As long as there's a higher speed that "breaks" the game, I'm fine with the courses being adapted for 200CC. What makes 200CC so nice is that it feels risky to play and you need to break.
Also this. I never bother with 200cc, but something like 175cc could be interesting.200cc actually seems more like 250cc based on the difference between 100 and 150. I think a real 200 would be a little slower and more manageable than it is now
This is where I'm at. I prefer 200cc over 150cc and that's how I primarily choose to race. But if you design the courses with 200cc in mind, then a lot of the appeal of the difficulty goes away imo.
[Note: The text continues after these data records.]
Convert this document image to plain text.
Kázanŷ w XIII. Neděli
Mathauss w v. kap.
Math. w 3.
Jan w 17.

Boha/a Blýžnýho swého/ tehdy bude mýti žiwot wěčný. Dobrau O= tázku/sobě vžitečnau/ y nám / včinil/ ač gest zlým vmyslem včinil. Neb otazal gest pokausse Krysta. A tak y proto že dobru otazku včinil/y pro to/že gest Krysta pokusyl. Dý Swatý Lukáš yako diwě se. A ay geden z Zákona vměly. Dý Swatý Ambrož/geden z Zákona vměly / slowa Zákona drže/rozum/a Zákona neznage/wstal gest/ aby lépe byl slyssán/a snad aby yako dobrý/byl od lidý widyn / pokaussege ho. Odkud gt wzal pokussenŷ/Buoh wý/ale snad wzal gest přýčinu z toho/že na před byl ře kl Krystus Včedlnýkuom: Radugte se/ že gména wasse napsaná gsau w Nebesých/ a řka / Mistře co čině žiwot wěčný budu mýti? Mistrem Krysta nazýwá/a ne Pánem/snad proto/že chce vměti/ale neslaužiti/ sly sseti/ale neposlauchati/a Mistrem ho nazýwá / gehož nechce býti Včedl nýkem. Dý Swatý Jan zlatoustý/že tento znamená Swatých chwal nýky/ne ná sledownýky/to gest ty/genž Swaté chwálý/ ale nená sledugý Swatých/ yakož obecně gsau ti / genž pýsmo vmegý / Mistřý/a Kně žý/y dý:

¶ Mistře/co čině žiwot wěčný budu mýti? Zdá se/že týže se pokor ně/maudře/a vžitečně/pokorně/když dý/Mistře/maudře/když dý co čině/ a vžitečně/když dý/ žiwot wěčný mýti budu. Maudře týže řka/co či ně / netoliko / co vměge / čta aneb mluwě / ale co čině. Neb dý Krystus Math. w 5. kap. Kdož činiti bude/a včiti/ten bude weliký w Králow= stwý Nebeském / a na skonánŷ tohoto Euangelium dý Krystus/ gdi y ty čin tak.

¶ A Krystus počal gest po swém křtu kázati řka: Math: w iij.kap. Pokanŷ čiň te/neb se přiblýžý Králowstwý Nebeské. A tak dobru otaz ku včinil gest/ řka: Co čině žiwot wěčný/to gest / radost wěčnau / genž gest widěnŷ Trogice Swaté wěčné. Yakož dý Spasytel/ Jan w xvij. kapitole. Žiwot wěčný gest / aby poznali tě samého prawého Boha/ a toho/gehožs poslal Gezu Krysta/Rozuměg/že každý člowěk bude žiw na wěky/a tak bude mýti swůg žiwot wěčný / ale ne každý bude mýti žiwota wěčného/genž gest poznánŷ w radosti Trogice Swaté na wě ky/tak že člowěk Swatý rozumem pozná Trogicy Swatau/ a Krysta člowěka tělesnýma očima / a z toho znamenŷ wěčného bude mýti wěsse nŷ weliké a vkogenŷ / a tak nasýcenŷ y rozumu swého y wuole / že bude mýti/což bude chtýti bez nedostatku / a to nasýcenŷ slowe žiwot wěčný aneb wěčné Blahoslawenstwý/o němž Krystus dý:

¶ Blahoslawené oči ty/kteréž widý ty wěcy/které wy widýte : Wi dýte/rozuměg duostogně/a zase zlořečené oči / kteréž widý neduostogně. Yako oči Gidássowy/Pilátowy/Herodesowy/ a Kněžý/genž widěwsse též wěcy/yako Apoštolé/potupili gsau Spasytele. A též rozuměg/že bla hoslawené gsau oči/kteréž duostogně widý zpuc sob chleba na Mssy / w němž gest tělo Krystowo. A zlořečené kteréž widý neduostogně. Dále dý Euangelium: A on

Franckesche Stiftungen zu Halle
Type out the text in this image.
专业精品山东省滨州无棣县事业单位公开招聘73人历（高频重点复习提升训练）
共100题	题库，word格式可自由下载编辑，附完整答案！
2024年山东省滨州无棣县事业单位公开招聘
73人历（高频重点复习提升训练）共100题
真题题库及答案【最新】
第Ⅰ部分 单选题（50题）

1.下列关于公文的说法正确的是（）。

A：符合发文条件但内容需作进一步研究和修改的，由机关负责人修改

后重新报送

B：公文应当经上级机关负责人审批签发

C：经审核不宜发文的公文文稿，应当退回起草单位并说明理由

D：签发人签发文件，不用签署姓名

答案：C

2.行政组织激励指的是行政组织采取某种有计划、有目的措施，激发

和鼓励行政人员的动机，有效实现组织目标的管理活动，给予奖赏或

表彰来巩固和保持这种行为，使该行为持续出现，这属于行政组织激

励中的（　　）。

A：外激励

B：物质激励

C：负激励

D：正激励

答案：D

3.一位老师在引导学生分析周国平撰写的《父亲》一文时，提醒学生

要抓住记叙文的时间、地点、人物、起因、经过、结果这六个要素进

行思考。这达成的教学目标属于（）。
Mastering the chaos is where the fun is at.Gonna disagree here. What makes 200cc work as a game mode is that out-of-control feeling, and that is mainly due to the tracks not being designed with the speeds in mind. As such, racing at 200cc speeds is a totally different experience. If all the tracks were designed to accommodate the speeds, it would be far more mundane, and less fun as a result. It would also make the other speed classes boring as heck. It's kind of like Monaco in Formula One: the challenge of navigating a 1200BHP behemoth through impossibly narrow streets is the point.
MK8/MK8D actually do this! It's a godsend because I would not complete al those cups on 50CC/100CC. For some odd reason, though, Nintendo doesn't count 200CC. Only up to 150CC retroactively completes.